First, I thought your explanation was clear. I don’t say that just to be nice – part of the point of the exercise is to practice how you’d word it to clearly state and make your point, so I think I understood you pretty well.

I have two issues with what you wrote content-wise, one conceptual, and one a minor terminology point. First, there should still be no collisions in this network. I think the big idea that you maybe didn’t consider is that a switch buffers the frames to avoid collisions, which is how a switch creates a collision domain per port.

For instance, say all 3 PCs sent a frame at around the same time. The switch might get the first frame, and think “flood this frame” (as you correctly stated). But the switch, if running half-duplex on the other ports, would choose to buffer (aka hold in memory) the frame until the port wasn’t busy. So the lack of MAC table entries, and the flooding that occurs as a result, doesn’t cause collisions down the road.
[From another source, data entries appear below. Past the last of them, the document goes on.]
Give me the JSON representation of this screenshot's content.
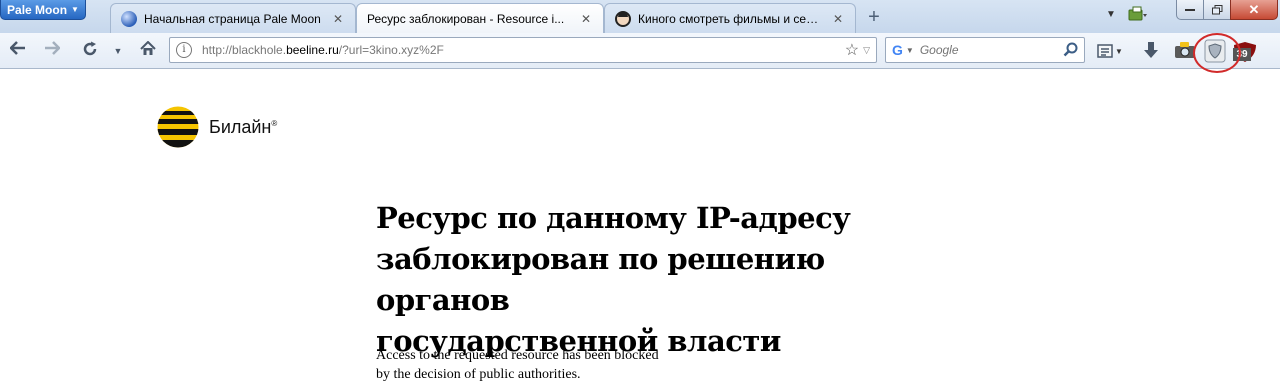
{
  "browser": {
    "app_button_label": "Pale Moon",
    "tabs": [
      {
        "title": "Начальная страница Pale Moon",
        "icon": "globe-icon",
        "active": false
      },
      {
        "title": "Ресурс заблокирован - Resource i...",
        "icon": "none",
        "active": true
      },
      {
        "title": "Киного смотреть фильмы и сери...",
        "icon": "cover-icon",
        "active": false
      }
    ],
    "new_tab_label": "+",
    "close_tab_glyph": "✕"
  },
  "navbar": {
    "url_prefix": "http://blackhole.",
    "url_domain": "beeline.ru",
    "url_suffix": "/?url=3kino.xyz%2F",
    "search_placeholder": "Google",
    "search_engine_glyph": "G",
    "ublock_badge": "39"
  },
  "page": {
    "brand": "Билайн",
    "brand_mark": "®",
    "headline_lines": [
      "Ресурс по данному IP-адресу",
      "заблокирован по решению органов",
      "государственной власти"
    ],
    "subtext_lines": [
      "Access to the requested resource has been blocked",
      "by the decision of public authorities."
    ]
  },
  "colors": {
    "beeline_yellow": "#f5c400",
    "beeline_black": "#111111",
    "highlight_red": "#d12a2a"
  }
}
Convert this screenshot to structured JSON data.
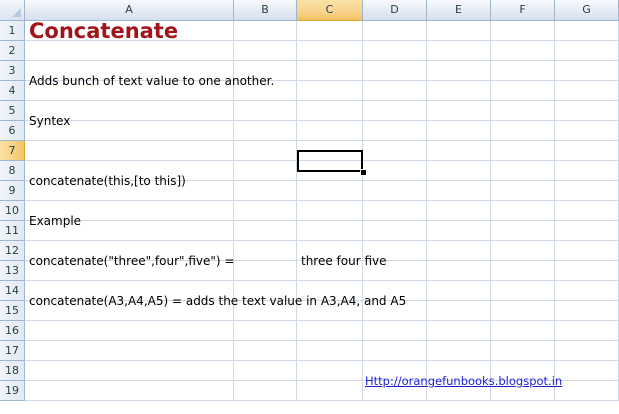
{
  "columns": [
    "A",
    "B",
    "C",
    "D",
    "E",
    "F",
    "G"
  ],
  "selected_column": "C",
  "selected_row": 7,
  "rows": [
    "1",
    "2",
    "3",
    "4",
    "5",
    "6",
    "7",
    "8",
    "9",
    "10",
    "11",
    "12",
    "13",
    "14",
    "15",
    "16",
    "17",
    "18",
    "19"
  ],
  "cells": {
    "title": "Concatenate",
    "description": "Adds bunch of text value to one another.",
    "syntax_heading": "Syntex",
    "syntax": "concatenate(this,[to this])",
    "example_heading": "Example",
    "example_formula": "concatenate(\"three\",four\",five\")  =",
    "example_result": "three four five",
    "example2": "concatenate(A3,A4,A5) = adds the text value in A3,A4, and A5",
    "link": "Http://orangefunbooks.blogspot.in"
  }
}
Lastly, you used the term “packet”. This is a picky comment, but that’s the point of the exercise… when talking about the data including the Ethernet header and trailer, which is what the LAN switch cares about when forwarding, it’s more typically called a “frame”. If referring to the entity that begins with the IP header, conceptually omitting the Ethernet header/trailer, we use the term packet. Again, I know what you meant, just making that as a suggestion.

Thanks for playing! Try again, follow up, or someone else ready to take a try?

Punya Athma

There is no Collision domain in a Switch like a Hub. Each PC’s connection to
its switch port, i.e, the path between the PC and the Switch port is not shared by any of the
other PC’s connection to its switch port.

Wendell Odom

Hi Punya!
This post is an oldie but a goodie!
Nice explanation.

Punya Athma

Exactly, you are corrrect, Wendell.

It is an old-style answer.

Thanks a lot for your encouragement.